It’s funny to think how far life has brought me, where’d I’d rather sit in the comfort of my place and continue write rather than head out to party and ring in the new year. I laugh at myself and think back of the ways I used to welcome the New Year in, in what seems not that long ago, but I guess a lot of those years are almost twenty plus years behind me. Where did that time go? In that blink of an eye I raised two young men and still look back at old photos to remind me yes, those years did exist, it wasn’t a dream as some days that’s exactly how it feels. My advice to anyone reading with young children at home is to take in every moment, they’re all so special. We’ve been invited to a few parties this year to celebrate, and we are both social people Tracy much more than I, but there’s something I find much more satisfying spending the day just with her and happiness behind the keyboard, being productive while I write something with meaning…from the heart. What a different person I’ve become over the years, the same, but not the same, an odd way to say it. But, if you’ve followed along over the year I think you know what I mean and what has forced some of that change, both good and bad…f*@king cancer. So writing is what I turn to and what helps when that stress and anxiety kicks in (especially waiting for results) and because well I love it and communicating with all my readers. All while attempting to raise some awareness towards this rare, sneaky and deadly type of cancer, Neuroendocrine tumours. Which I have many of, but has only given me a new resolve a toughness that was drawn out and now has given me a new outlook on life.

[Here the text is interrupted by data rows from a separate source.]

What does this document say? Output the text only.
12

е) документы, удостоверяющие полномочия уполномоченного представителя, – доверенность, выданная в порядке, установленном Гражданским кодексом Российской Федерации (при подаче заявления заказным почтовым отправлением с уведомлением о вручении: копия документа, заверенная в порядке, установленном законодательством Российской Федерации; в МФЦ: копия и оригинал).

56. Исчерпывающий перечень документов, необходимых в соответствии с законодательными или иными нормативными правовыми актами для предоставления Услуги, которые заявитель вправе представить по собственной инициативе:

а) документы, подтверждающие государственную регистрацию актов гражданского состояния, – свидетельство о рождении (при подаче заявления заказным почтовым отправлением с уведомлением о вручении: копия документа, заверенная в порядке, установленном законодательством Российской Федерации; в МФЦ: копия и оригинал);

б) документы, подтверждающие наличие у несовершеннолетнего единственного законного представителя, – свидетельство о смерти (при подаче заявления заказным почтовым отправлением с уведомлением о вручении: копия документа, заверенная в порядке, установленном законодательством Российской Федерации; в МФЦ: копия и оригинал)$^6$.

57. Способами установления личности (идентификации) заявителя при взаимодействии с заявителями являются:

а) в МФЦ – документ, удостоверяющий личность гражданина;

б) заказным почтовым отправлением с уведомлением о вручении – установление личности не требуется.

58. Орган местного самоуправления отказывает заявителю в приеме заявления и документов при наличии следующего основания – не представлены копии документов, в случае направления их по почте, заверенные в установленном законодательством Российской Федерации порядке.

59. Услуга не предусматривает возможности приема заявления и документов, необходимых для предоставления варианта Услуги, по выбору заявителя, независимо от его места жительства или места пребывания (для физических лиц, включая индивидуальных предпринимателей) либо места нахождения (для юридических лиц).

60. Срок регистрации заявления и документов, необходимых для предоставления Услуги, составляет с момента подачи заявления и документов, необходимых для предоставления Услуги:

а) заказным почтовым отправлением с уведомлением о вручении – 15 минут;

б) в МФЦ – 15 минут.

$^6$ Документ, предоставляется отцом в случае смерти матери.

Well as you can see I started this about a week ago, had some momentum going and well, then, fell asleep after taking a brief rest after that first paragraph. Getting old I guess. My last post I used one word to sum up my year and I think it was a fair word, but this year needs to be different a bit more struggle to equal more excitement. We already have some travel plans to help make it that way and will be sure to include trip reports in this blog. In fact one of the reasons I’m a bit late releasing a opening post for the NewYear is we decided to take an impromptu trip to our nations capital, Ottawa. It was a mini three day adventure which I have mixed feeling about. While the Air BNB we stayed at was cute and cozy, the city, at least some of the parts we toured were, well…let’s just say it was an eye opener and I may do a full post on that getaway shortly, we’ll see. I read a quote recently and it’s one I’ve seen before that I kinda want to play off this year.

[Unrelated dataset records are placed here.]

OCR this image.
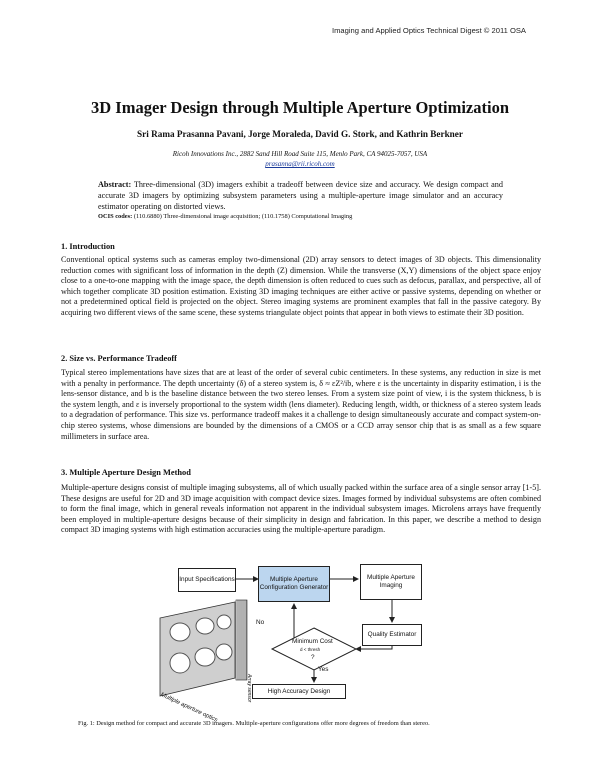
Imaging and Applied Optics Technical Digest © 2011 OSA
3D Imager Design through Multiple Aperture Optimization
Sri Rama Prasanna Pavani, Jorge Moraleda, David G. Stork, and Kathrin Berkner
Ricoh Innovations Inc., 2882 Sand Hill Road Suite 115, Menlo Park, CA 94025-7057, USA
prasanna@rii.ricoh.com
Abstract: Three-dimensional (3D) imagers exhibit a tradeoff between device size and accuracy. We design compact and accurate 3D imagers by optimizing subsystem parameters using a multiple-aperture image simulator and an accuracy estimator operating on distorted views.
OCIS codes: (110.6880) Three-dimensional image acquisition; (110.1758) Computational Imaging
1. Introduction
Conventional optical systems such as cameras employ two-dimensional (2D) array sensors to detect images of 3D objects. This dimensionality reduction comes with significant loss of information in the depth (Z) dimension. While the transverse (X,Y) dimensions of the object space enjoy close to a one-to-one mapping with the image space, the depth dimension is often reduced to cues such as defocus, parallax, and perspective, all of which together complicate 3D position estimation. Existing 3D imaging techniques are either active or passive systems, depending on whether or not a predetermined optical field is projected on the object. Stereo imaging systems are prominent examples that fall in the passive category. By acquiring two different views of the same scene, these systems triangulate object points that appear in both views to estimate their 3D position.
2. Size vs. Performance Tradeoff
Typical stereo implementations have sizes that are at least of the order of several cubic centimeters. In these systems, any reduction in size is met with a penalty in performance. The depth uncertainty (δ) of a stereo system is, δ ≈ εZ²/ib, where ε is the uncertainty in disparity estimation, i is the lens-sensor distance, and b is the baseline distance between the two stereo lenses. From a system size point of view, i is the system thickness, b is the system length, and ε is inversely proportional to the system width (lens diameter). Reducing length, width, or thickness of a stereo system leads to a degradation of performance. This size vs. performance tradeoff makes it a challenge to design simultaneously accurate and compact system-on-chip stereo systems, whose dimensions are bounded by the dimensions of a CMOS or a CCD array sensor chip that is as small as a few square millimeters in surface area.
3. Multiple Aperture Design Method
Multiple-aperture designs consist of multiple imaging subsystems, all of which usually packed within the surface area of a single sensor array [1-5]. These designs are useful for 2D and 3D image acquisition with compact device sizes. Images formed by individual subsystems are often combined to form the final image, which in general reveals information not apparent in the individual subsystem images. Microlens arrays have frequently been employed in multiple-aperture designs because of their simplicity in design and fabrication. In this paper, we describe a method to design compact 3D imaging systems with high estimation accuracies using the multiple-aperture paradigm.
Input Specifications	Multiple Aperture Configuration Generator
Multiple Aperture Imaging
Quality Estimator
High Accuracy Design
Minimum Cost
d < thresh
?
No
Yes
Multiple aperture optics
Array sensor
Fig. 1: Design method for compact and accurate 3D imagers. Multiple-aperture configurations offer more degrees of freedom than stereo.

Everybody Dies, but not Everyone really Lives
As I’ve aged I find myself always thinking about the safe way to skate through life, whether it’s how I spend money, how I travel and where to, even how hard I push myself physically knowing there’s much more to give. Making sure the wind is calm or the river is still for canoe travel, not ever really testing my limits when deep down I know I have the skills, but not only that the will-power to overcome. Now some may see this as reckless? And maybe you’re right and to each their own, but I find myself questioning myself with the “what if?” or “why not?” more and more everyday. I stopped during a run lately at the bridge in my town to check the water level, January has been unseasonably warm and we’ve seen plenty of rain. The river was, I would say not raging, but moving at a fast pace and very high. As I sit here and type the thought of the thrill of tackling that flow of water gets me pretty excited with nervous energy and Sunday looks like the perfect day to give it a try, decent temperature, low wind and the water level should be down a bit, but still challenging. It’s not too often I’ll be able to get in an experience like this so close to home at this time of year.

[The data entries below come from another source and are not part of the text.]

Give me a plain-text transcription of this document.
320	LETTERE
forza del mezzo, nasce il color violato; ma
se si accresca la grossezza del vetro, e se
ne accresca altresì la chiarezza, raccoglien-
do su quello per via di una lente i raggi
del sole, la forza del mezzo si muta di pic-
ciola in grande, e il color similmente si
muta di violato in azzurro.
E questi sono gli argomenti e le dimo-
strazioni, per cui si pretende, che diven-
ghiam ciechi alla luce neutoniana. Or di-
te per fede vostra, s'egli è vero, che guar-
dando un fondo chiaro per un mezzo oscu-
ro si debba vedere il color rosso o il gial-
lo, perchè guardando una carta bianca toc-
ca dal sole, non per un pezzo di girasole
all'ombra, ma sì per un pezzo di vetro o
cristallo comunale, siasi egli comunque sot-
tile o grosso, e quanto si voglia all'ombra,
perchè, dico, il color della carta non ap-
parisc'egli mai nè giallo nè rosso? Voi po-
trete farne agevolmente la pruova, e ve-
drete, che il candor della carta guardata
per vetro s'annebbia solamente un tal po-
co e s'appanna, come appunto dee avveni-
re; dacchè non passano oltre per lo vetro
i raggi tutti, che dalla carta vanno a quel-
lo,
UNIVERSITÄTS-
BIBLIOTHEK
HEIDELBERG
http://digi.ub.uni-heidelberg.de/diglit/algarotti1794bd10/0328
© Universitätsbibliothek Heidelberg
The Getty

So instead of making New Years resolutions, which are almost always broken within weeks or even days, make a list of goals. Keep them attainable, that way you’re not so hard on yourself if they can’t be completed. But, I would say don’t be afraid to always keep challenging yourself, the struggle is real and only leads to positive results. We still live in the age of complete convenience and just watching life pass by you by… well isn’t the way I want to do it. If reading this helps you get up off your butt and try something uncomfortable, well then I’ve done my job. Now I’m not saying everyday has to be awesome and out there doing something, this guy here needs more rest time than I think I ever have before and it’s worrisome, but also reminds that those days I’m feeling it, there’s no time to waste.
I wish you all the best this year and thanks for following along on my journey, I’m due for some results from my six month check within a week. So, for the next while I will keep busy and remain calm hoping for the best. Did I mention I turn 50 at some point this year, I hope to make it one worth remembering. Don’t forget to subscribe, like and or Comment on the blog site, help me spread this blog as far as I can.
1 thought on “Into The New Year, Leaving Nothing on the Table”
Like you, I find that writing helps me process this cancer thing and deal with the stress and anxiety that sometimes raises its ugly head. Have you heard the term scanxiety? (scan + anxiety = scanxiety) Hope you have good results to report soon!